The authors remind us that the exclusion of third-party candidates Jill Stein and Gary Johnson from Presidential debates, despite the fact that both clearly qualified for them under most reasonable measures, helped ensure that the 2012 political debate was limited to relatively innocuous differences of opinion between the two major party candidates. (That’s when they did differ: As Barack Obama said in one such debate, “I suspect that on Social Security, we’ve got a somewhat similar position.”)

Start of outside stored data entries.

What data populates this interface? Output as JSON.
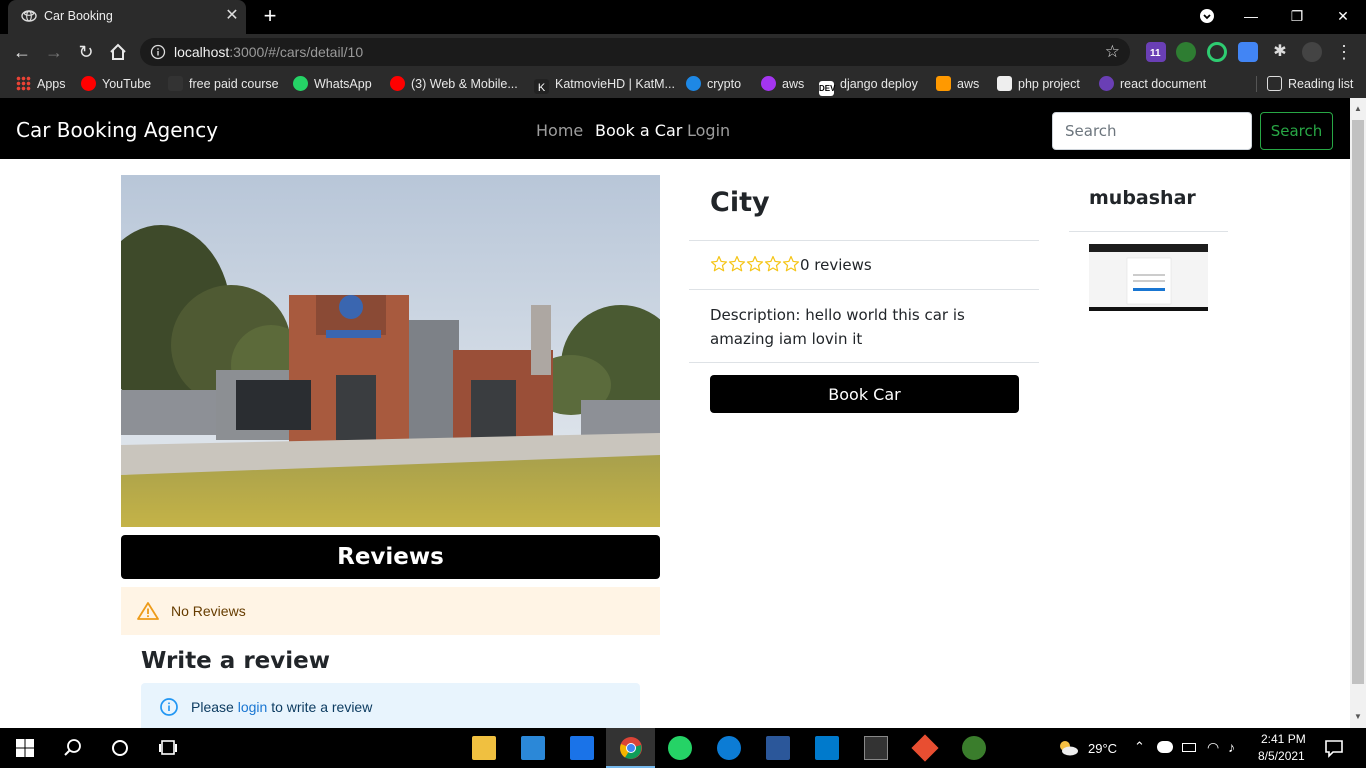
{
  "browser": {
    "tab_title": "Car Booking",
    "url_host": "localhost",
    "url_path": ":3000/#/cars/detail/10",
    "bookmarks": [
      {
        "label": "Apps"
      },
      {
        "label": "YouTube"
      },
      {
        "label": "free paid course"
      },
      {
        "label": "WhatsApp"
      },
      {
        "label": "(3) Web & Mobile..."
      },
      {
        "label": "KatmovieHD | KatM..."
      },
      {
        "label": "crypto"
      },
      {
        "label": "aws"
      },
      {
        "label": "django deploy"
      },
      {
        "label": "aws"
      },
      {
        "label": "php project"
      },
      {
        "label": "react document"
      }
    ],
    "reading_list": "Reading list",
    "extension_badge": "11"
  },
  "navbar": {
    "brand": "Car Booking Agency",
    "links": [
      {
        "label": "Home",
        "active": false
      },
      {
        "label": "Book a Car",
        "active": true
      },
      {
        "label": "Login",
        "active": false
      }
    ],
    "search_placeholder": "Search",
    "search_button": "Search"
  },
  "car": {
    "name": "City",
    "rating_stars": 0,
    "reviews_count_label": "0 reviews",
    "description": "Description: hello world this car is amazing iam lovin it",
    "book_button": "Book Car"
  },
  "owner": {
    "name": "mubashar"
  },
  "reviews": {
    "header": "Reviews",
    "empty_message": "No Reviews",
    "write_title": "Write a review",
    "login_prompt_before": "Please",
    "login_link": "login",
    "login_prompt_after": "to write a review"
  },
  "taskbar": {
    "temperature": "29°C",
    "time": "2:41 PM",
    "date": "8/5/2021"
  },
  "colors": {
    "navbar_bg": "#000000",
    "search_accent": "#28a745",
    "warning_bg": "#fff4e5",
    "info_bg": "#e8f4fd",
    "star_color": "#f5c518"
  }
}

Nichols and McChesney offer a clear set of possible solutions for this crisis of democracy which include publicly-funded elections, free airtime for candidates, transparency in advertising, and a repeal of the artificial “corporate personhood” doctrine granting “rights” to corporations.

The idea that money is destroying democracy seems to be obvious on its face, so it’s tempting to assume that a book on the topic would be an exercise in stating the obvious. Far from it: Dollarocracy is engaging and enlightening, regularly providing the reader with new information while reorganizing what she or he may know in helpful ways.

If we have any quarrel with the authors, it’s a minor one: They say in the preface that “This is a radical book in the best sense of the term,” reminding us of Martin Luther King Jr’s words: “When you are right you cannot be too radical.”

But while we are great fans of the best kinds of American radicalism, polling suggests that the views in Dollarocracy are squarely in the American mainstream. A Gallup poll conducted last month found that half of those polled supported publicly funded elections, while a “vast majority supports limiting campaign spending and contributions.”

Nichols and McChesney have performed a valuable public service in writing Dollarocracy. They’ve also produced an eminently readable book.

About the authors:

John Nichols, a pioneering political blogger, has written The Nation’s Online Beat since 1999 is their Washington DC correspondent contributing writer for The Progressive and In These Times, he is also the associate editor of the Capital Times, the daily newspaper in Madison, Wisconsin. His articles have appeared in the New York Times, Chicago Tribune and dozens of other newspapers and he is a frequent guest on radio and television programs as a commentator on politics and media issues. Nichols lives in Madison, WI and Washington DC.

Robert W. McChesney is the Gutgsell Endowed Professor in the Department of Communication at the University of Illinois at Urbana-Champaign and the author or editor of sixteen books. He is the President and co-founder of Free Press, a national media reform organization. He lives in Madison, Wisconsin, and Champaign, Illinois.